Expired two-part debug token. A token with header alg=none, payload iss=https://auth.example.com, sub=tester, aud=api://orders, and exp=1704067200 decodes, but JWT Decode Brief reports an expired token. Token Parts shows Signature Missing, and Safety Notes flags Algorithm header, Signature verification, and Expiration. That is useful for a fixture or test note, but it should not be treated as an acceptable bearer token.
Issuer mismatch during API debugging. A three-part token lists iss=https://login.example.net and aud=["api://orders","api://reports"]. If Expected issuer is https://auth.example.com and Expected audience is api://orders, Safety Notes warns on Issuer comparison while audience passes. The decoded token may belong to a different environment even though the audience includes the API.
Encrypted or malformed source. A five-part compact JWE such as part1.part2.part3.part4.part5 fails with the encrypted-payload message because claims cannot be revealed without keys. A source with two pasted tokens on separate lines decodes only the first and shows the extra-line warning, so the corrective path is to inspect one compact token at a time.
FAQ:
Does this verify the JWT signature?
No. The output always marks the token as not verified. A signature segment can be decoded and counted, but trust requires verifier code with the correct algorithm, trusted key source, issuer, audience, clock rules, and revocation policy.
Why does a five-part token fail?
Five compact parts indicate JWE-style encrypted content. The decoder can inspect signed or unsigned compact JWT parts, but encrypted claims cannot be revealed without decryption keys.
What does the extra-line warning mean?
Only the first non-empty line is processed. If you pasted several tokens, split them and decode one at a time so Claim Ledger, Safety Notes, and JSON all describe the same token.

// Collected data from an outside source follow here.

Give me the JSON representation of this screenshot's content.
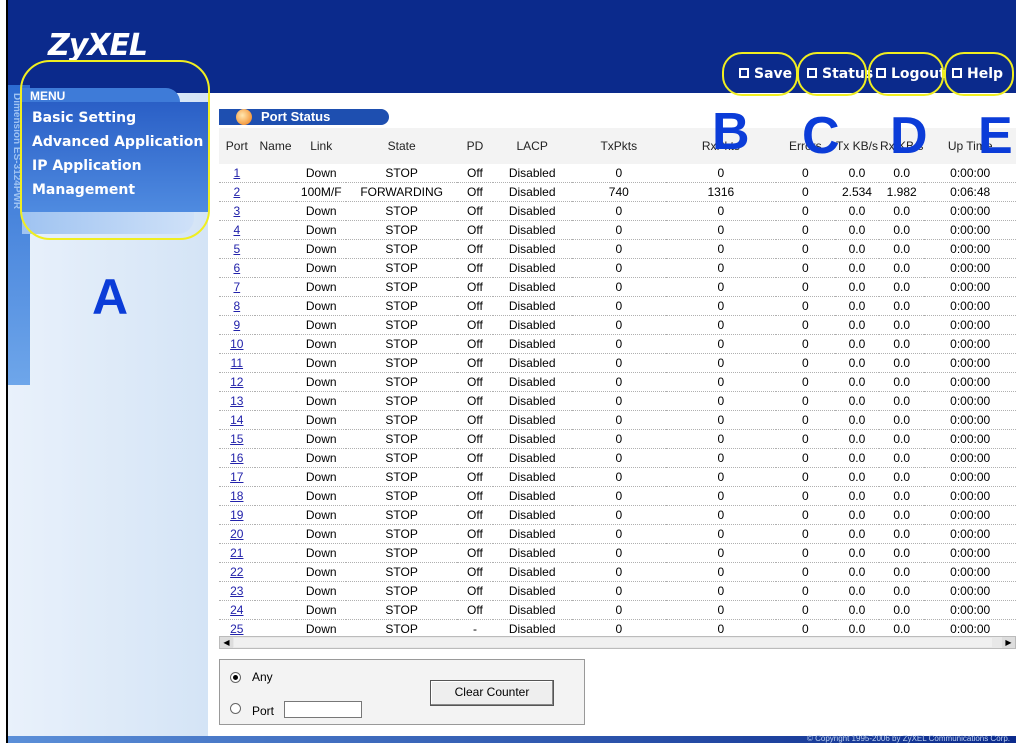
{
  "logo": "ZyXEL",
  "side_strip_text": "Dimension ES-3124PWR",
  "menu": {
    "title": "MENU",
    "items": [
      "Basic Setting",
      "Advanced Application",
      "IP Application",
      "Management"
    ]
  },
  "topbar": {
    "save": "Save",
    "status": "Status",
    "logout": "Logout",
    "help": "Help"
  },
  "callouts": {
    "a": "A",
    "b": "B",
    "c": "C",
    "d": "D",
    "e": "E"
  },
  "section_title": "Port Status",
  "table": {
    "headers": [
      "Port",
      "Name",
      "Link",
      "State",
      "PD",
      "LACP",
      "TxPkts",
      "RxPkts",
      "Errors",
      "Tx KB/s",
      "Rx KB/s",
      "Up Time"
    ],
    "rows": [
      [
        "1",
        "",
        "Down",
        "STOP",
        "Off",
        "Disabled",
        "0",
        "0",
        "0",
        "0.0",
        "0.0",
        "0:00:00"
      ],
      [
        "2",
        "",
        "100M/F",
        "FORWARDING",
        "Off",
        "Disabled",
        "740",
        "1316",
        "0",
        "2.534",
        "1.982",
        "0:06:48"
      ],
      [
        "3",
        "",
        "Down",
        "STOP",
        "Off",
        "Disabled",
        "0",
        "0",
        "0",
        "0.0",
        "0.0",
        "0:00:00"
      ],
      [
        "4",
        "",
        "Down",
        "STOP",
        "Off",
        "Disabled",
        "0",
        "0",
        "0",
        "0.0",
        "0.0",
        "0:00:00"
      ],
      [
        "5",
        "",
        "Down",
        "STOP",
        "Off",
        "Disabled",
        "0",
        "0",
        "0",
        "0.0",
        "0.0",
        "0:00:00"
      ],
      [
        "6",
        "",
        "Down",
        "STOP",
        "Off",
        "Disabled",
        "0",
        "0",
        "0",
        "0.0",
        "0.0",
        "0:00:00"
      ],
      [
        "7",
        "",
        "Down",
        "STOP",
        "Off",
        "Disabled",
        "0",
        "0",
        "0",
        "0.0",
        "0.0",
        "0:00:00"
      ],
      [
        "8",
        "",
        "Down",
        "STOP",
        "Off",
        "Disabled",
        "0",
        "0",
        "0",
        "0.0",
        "0.0",
        "0:00:00"
      ],
      [
        "9",
        "",
        "Down",
        "STOP",
        "Off",
        "Disabled",
        "0",
        "0",
        "0",
        "0.0",
        "0.0",
        "0:00:00"
      ],
      [
        "10",
        "",
        "Down",
        "STOP",
        "Off",
        "Disabled",
        "0",
        "0",
        "0",
        "0.0",
        "0.0",
        "0:00:00"
      ],
      [
        "11",
        "",
        "Down",
        "STOP",
        "Off",
        "Disabled",
        "0",
        "0",
        "0",
        "0.0",
        "0.0",
        "0:00:00"
      ],
      [
        "12",
        "",
        "Down",
        "STOP",
        "Off",
        "Disabled",
        "0",
        "0",
        "0",
        "0.0",
        "0.0",
        "0:00:00"
      ],
      [
        "13",
        "",
        "Down",
        "STOP",
        "Off",
        "Disabled",
        "0",
        "0",
        "0",
        "0.0",
        "0.0",
        "0:00:00"
      ],
      [
        "14",
        "",
        "Down",
        "STOP",
        "Off",
        "Disabled",
        "0",
        "0",
        "0",
        "0.0",
        "0.0",
        "0:00:00"
      ],
      [
        "15",
        "",
        "Down",
        "STOP",
        "Off",
        "Disabled",
        "0",
        "0",
        "0",
        "0.0",
        "0.0",
        "0:00:00"
      ],
      [
        "16",
        "",
        "Down",
        "STOP",
        "Off",
        "Disabled",
        "0",
        "0",
        "0",
        "0.0",
        "0.0",
        "0:00:00"
      ],
      [
        "17",
        "",
        "Down",
        "STOP",
        "Off",
        "Disabled",
        "0",
        "0",
        "0",
        "0.0",
        "0.0",
        "0:00:00"
      ],
      [
        "18",
        "",
        "Down",
        "STOP",
        "Off",
        "Disabled",
        "0",
        "0",
        "0",
        "0.0",
        "0.0",
        "0:00:00"
      ],
      [
        "19",
        "",
        "Down",
        "STOP",
        "Off",
        "Disabled",
        "0",
        "0",
        "0",
        "0.0",
        "0.0",
        "0:00:00"
      ],
      [
        "20",
        "",
        "Down",
        "STOP",
        "Off",
        "Disabled",
        "0",
        "0",
        "0",
        "0.0",
        "0.0",
        "0:00:00"
      ],
      [
        "21",
        "",
        "Down",
        "STOP",
        "Off",
        "Disabled",
        "0",
        "0",
        "0",
        "0.0",
        "0.0",
        "0:00:00"
      ],
      [
        "22",
        "",
        "Down",
        "STOP",
        "Off",
        "Disabled",
        "0",
        "0",
        "0",
        "0.0",
        "0.0",
        "0:00:00"
      ],
      [
        "23",
        "",
        "Down",
        "STOP",
        "Off",
        "Disabled",
        "0",
        "0",
        "0",
        "0.0",
        "0.0",
        "0:00:00"
      ],
      [
        "24",
        "",
        "Down",
        "STOP",
        "Off",
        "Disabled",
        "0",
        "0",
        "0",
        "0.0",
        "0.0",
        "0:00:00"
      ],
      [
        "25",
        "",
        "Down",
        "STOP",
        "-",
        "Disabled",
        "0",
        "0",
        "0",
        "0.0",
        "0.0",
        "0:00:00"
      ]
    ]
  },
  "counter_panel": {
    "any_label": "Any",
    "port_label": "Port",
    "port_value": "",
    "selected": "any",
    "clear_button": "Clear Counter"
  },
  "footer_text": "© Copyright 1995-2006 by ZyXEL Communications Corp."
}
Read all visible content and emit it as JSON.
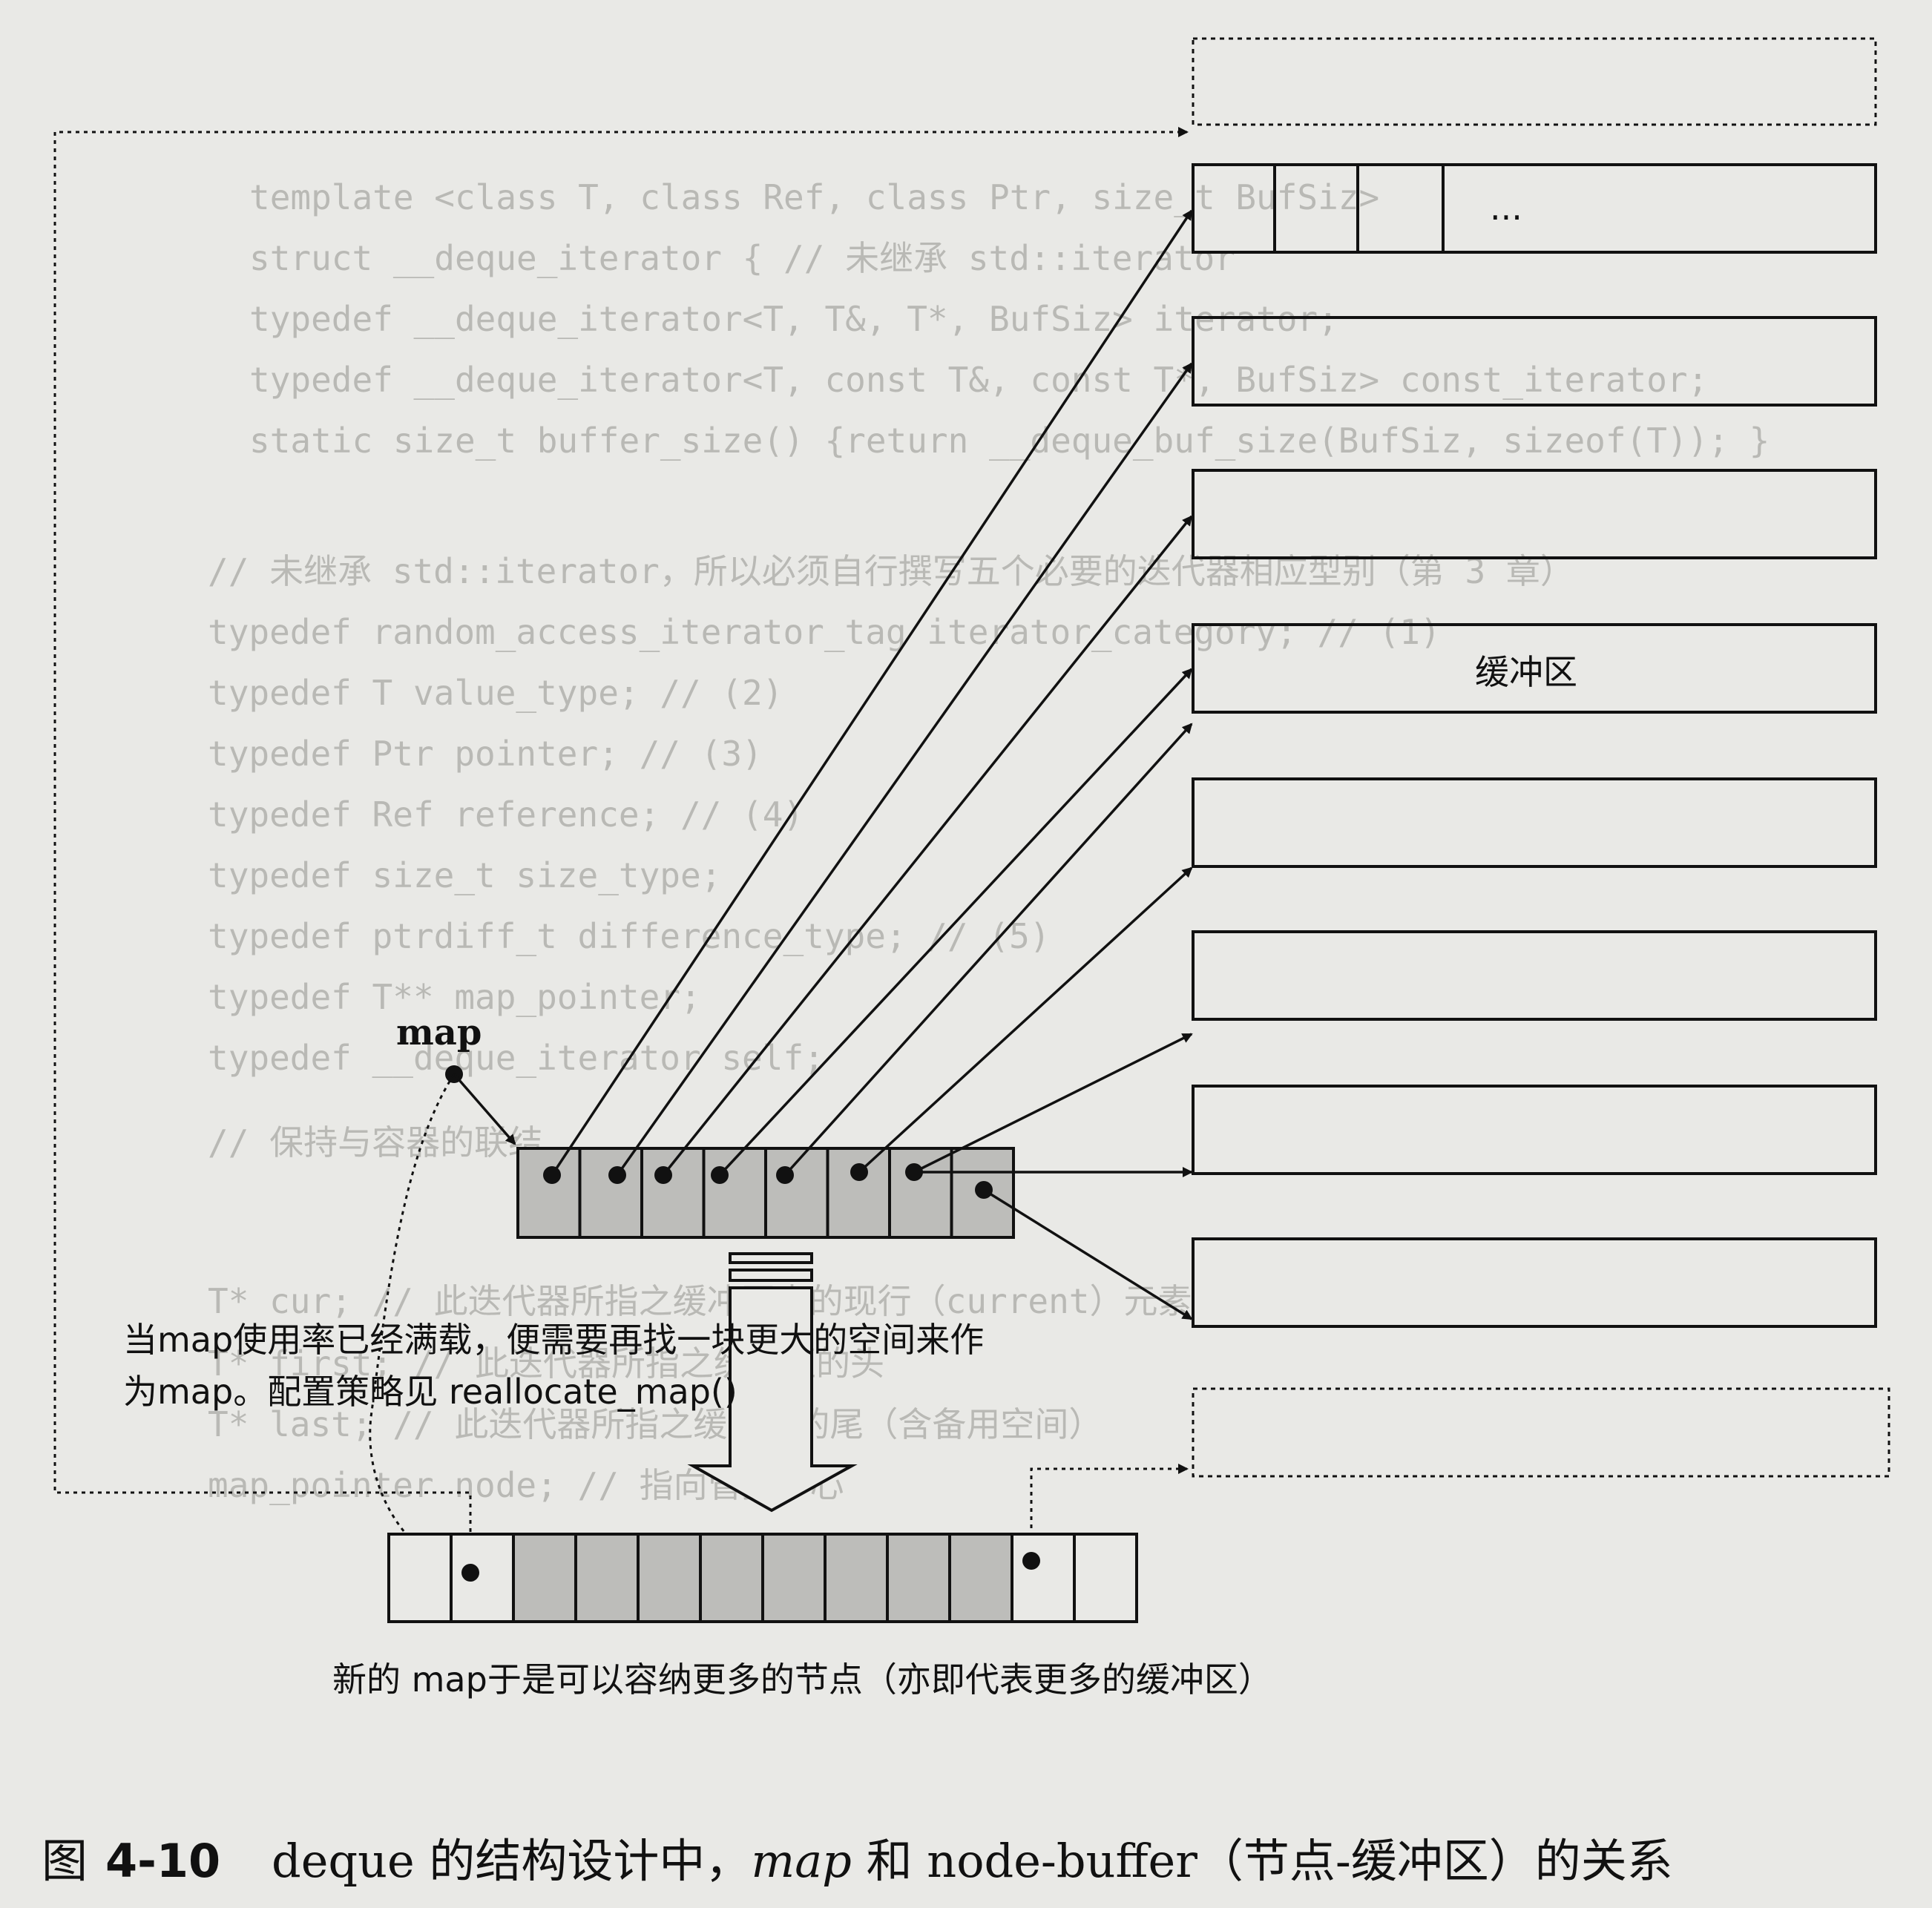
{
  "background_text": [
    "template <class T, class Ref, class Ptr, size_t BufSiz>",
    "struct __deque_iterator { // 未继承 std::iterator",
    "typedef __deque_iterator<T, T&, T*, BufSiz>      iterator;",
    "typedef __deque_iterator<T, const T&, const T*, BufSiz> const_iterator;",
    "static size_t buffer_size() {return __deque_buf_size(BufSiz, sizeof(T)); }",
    "// 未继承 std::iterator，所以必须自行撰写五个必要的迭代器相应型别（第 3 章）",
    "typedef random_access_iterator_tag iterator_category; // (1)",
    "typedef T value_type;           // (2)",
    "typedef Ptr pointer;            // (3)",
    "typedef Ref reference;          // (4)",
    "typedef size_t size_type;",
    "typedef ptrdiff_t difference_type; // (5)",
    "typedef T** map_pointer;",
    "typedef __deque_iterator self;",
    "// 保持与容器的联结",
    "T* cur;    // 此迭代器所指之缓冲区中的现行（current）元素",
    "T* first;  // 此迭代器所指之缓冲区的头",
    "T* last;   // 此迭代器所指之缓冲区的尾（含备用空间）",
    "map_pointer node;  // 指向管控中心"
  ],
  "diagram": {
    "map_label": "map",
    "buffer_label": "缓冲区",
    "ellipsis": "...",
    "old_map_cells": 8,
    "new_map_cells": 12,
    "note_line1": "当map使用率已经满载，便需要再找一块更大的空间来作",
    "note_line2": "为map。配置策略见 reallocate_map()",
    "bottom_note": "新的 map于是可以容纳更多的节点（亦即代表更多的缓冲区）"
  },
  "caption": {
    "prefix": "图",
    "number": "4-10",
    "text_a": "deque 的结构设计中，",
    "text_map": "map",
    "text_b": " 和 node-buffer（节点-缓冲区）的关系"
  },
  "colors": {
    "ink": "#111111",
    "shaded_cell": "#bdbdba",
    "faded_text": "#b9b9b5",
    "paper": "#e9e9e6"
  }
}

How should clock tolerance be set?
Use the same tolerance your verifier allows, in seconds. The value affects exp, nbf, and iat review, so a larger value can hide a boundary timing problem that a stricter verifier would reject.
Is it safe to paste a production bearer token?
The token text and local file content are decoded in the browser and the tool has no JWT upload endpoint, but bearer tokens are credentials. Avoid pasting live tokens on shared devices, and rotate any token that may have been exposed.
Glossary:
- JWT
- A JSON Web Token, a compact token carrying header data, claims, and sometimes a signature.
- JWS
- JSON Web Signature, the signed compact structure commonly seen as header, payload, and signature.
- JWE
- JSON Web Encryption, an encrypted token form whose compact version has five parts.
- JOSE header
- The JSON header that names token type, algorithm, key hints, and related parameters.
- Claim
- A name and value inside the payload, such as
iss,aud, orexp. - Base64URL
- The URL-safe text encoding used for compact JWT parts.
- NumericDate
- A JWT time value expressed as seconds from the Unix epoch.
- Bearer token
- A credential presented by whoever holds it, commonly sent in an HTTP authorization header.
References:
- RFC 7519: JSON Web Token (JWT), RFC Editor, May 2015.
- RFC 7515: JSON Web Signature (JWS), RFC Editor, May 2015.
- RFC 7516: JSON Web Encryption (JWE), RFC Editor, May 2015.
- RFC 8725: JSON Web Token Best Current Practices, RFC Editor, February 2020.